Fig. 1.

Acetaminophen and H₂O₂ activate Ca²⁺ entry and a nonselective cation current in rat hepatocytes. (A) Ca²⁺ entry in hepatocytes treated with 10 mM acetaminophen for 60 min under the conditions indicated in A (average data from three separate cell preparations). Both clotrimazole (50 μM) and ACA (10 μM) were applied to the bath 5 min before the addition of Ca²⁺. (B) I-V plots of membrane currents measured in control hepatocytes, and hepatocytes treated with 10 mM acetaminophen for 60 min in control bath solution, after replacement of 140 mM NaCl in the bath solution with 140 mM NMDG Cl and after the addition of 50 μM clotrimazole to the bath (n = 22 for each trace).

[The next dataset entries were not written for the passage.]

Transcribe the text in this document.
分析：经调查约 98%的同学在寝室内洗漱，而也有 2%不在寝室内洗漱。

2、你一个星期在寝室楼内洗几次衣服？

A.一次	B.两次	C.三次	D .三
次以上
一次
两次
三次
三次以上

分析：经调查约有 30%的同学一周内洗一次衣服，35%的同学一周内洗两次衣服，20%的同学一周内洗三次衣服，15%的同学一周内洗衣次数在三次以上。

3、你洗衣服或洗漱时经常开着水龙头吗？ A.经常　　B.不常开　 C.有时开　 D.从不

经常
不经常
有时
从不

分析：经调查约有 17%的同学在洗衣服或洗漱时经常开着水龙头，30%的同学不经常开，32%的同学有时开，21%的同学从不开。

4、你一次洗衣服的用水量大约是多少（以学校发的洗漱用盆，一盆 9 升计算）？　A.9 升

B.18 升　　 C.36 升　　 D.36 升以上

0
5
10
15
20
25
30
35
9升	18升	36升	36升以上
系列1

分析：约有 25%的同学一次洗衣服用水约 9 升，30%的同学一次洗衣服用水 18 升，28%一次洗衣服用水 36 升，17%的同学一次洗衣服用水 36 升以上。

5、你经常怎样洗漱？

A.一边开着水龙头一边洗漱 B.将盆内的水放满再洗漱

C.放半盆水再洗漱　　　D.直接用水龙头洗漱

Error bars are omitted for clarity here and all other I-V plots. (C) Ca²⁺ entry in hepatocytes treated with 0.5 mM H₂O₂ (n = 3). (D) I-V plots of membrane currents measured in control hepatocytes, and hepatocytes treated with 0.5 mM H₂O₂ in control bath solution, after replacement of 140 mM NaCl in the bath solution with 140 mM NMDG Cl and after the addition of 50 μM clotrimazole to the bath (n = 7). (E) Activation of membrane conductance in hepatocytes by 10 mM H₂O₂ applied to the bath. Each data point represents amplitude of the current at −100 mV. (F) I-V plots of membrane currents measured before application of H₂O₂ (control), and after full development of the H₂O₂-activated current in control bath solution (H₂O₂) and after replacement of 140 mM NaCl with 140 mM NMDG Cl (n = 5).